This month, Jupiter lost its crown as the planet in our solar system with the most moons after research from multiple astronomers revealed Saturn has 62 more moons than previously known, bringing its official total to 145 moons.
After tracking 63 objects orbiting Saturn, a team of researchers confirmed its first satellite in 2021, while Saturn’s remaining 62 moons were confirmed this month.
“Saturn not only has nearly doubled its number of moons, it now has more moons than all the rest of the planets in the solar system combined,” said professor Brett Gladman, an astronomer at the University of British Columbia who was involved in the observations.
The exciting discovery was made by a team led by Edward Ashton, a postdoctoral fellow at the Academia Sinica Institute of Astronomy and Astrophysics, who was able to find Saturn’s smaller moons using a method in which a set of images are shifted at the same speed as the moon they are tracking moves -all in order to enhance that specific moon’s signal.
While this image system, referred to as “shift and stack,” has been applied to Neptune and Uranus, this is the first time the technique has been used in researching Saturn.
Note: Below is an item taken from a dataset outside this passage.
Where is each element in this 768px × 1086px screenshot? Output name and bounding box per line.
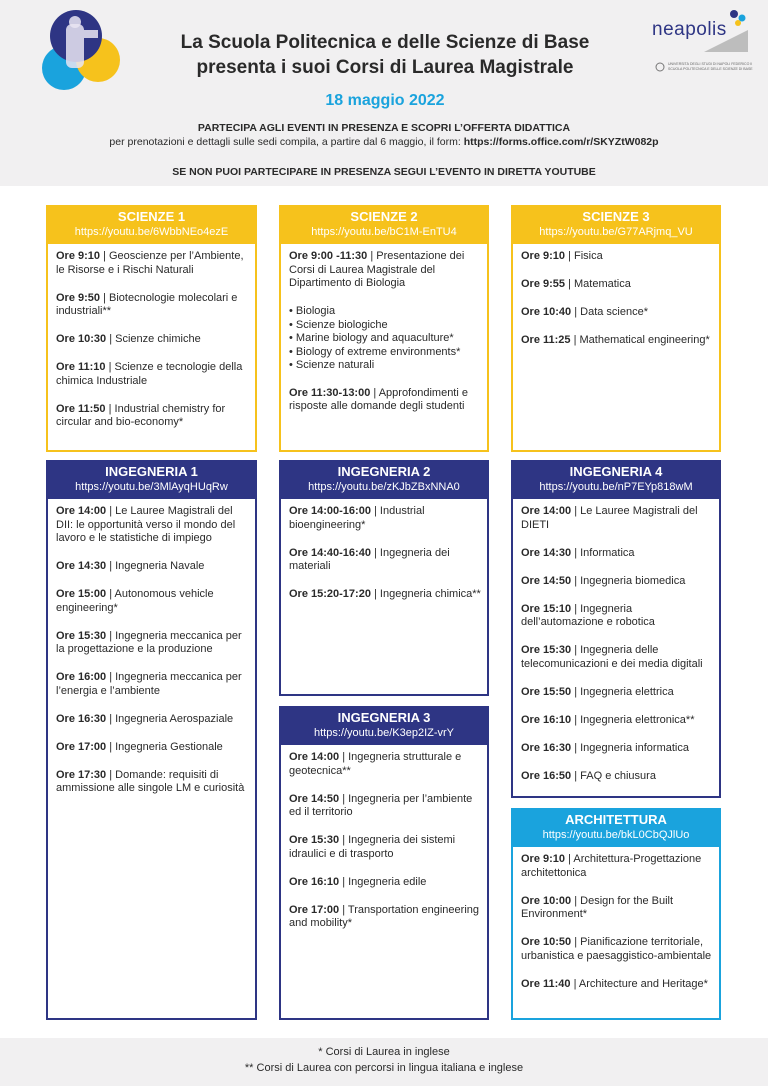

Additionally, while some of the moons have been spotted as early as 2019, those discoveries had to go unconfirmed until their orbit was tracked for several years.
“At a fixed size there are three times more Saturn satellites than Jupiter satellites,” said Gladman. “They’re not all known yet, but we already know the final answer.”
The latest developments suggest more moons for Jupiter may be found; however, the recent finding of Saturn’s moons is so dramatic, it essentially locks in Saturn’s status as the planet in our solar system with the highest number of moons.
More data on Saturn's small outer moons are expected to be gathered once NASA’s Dragonfly mission is launched in 2027.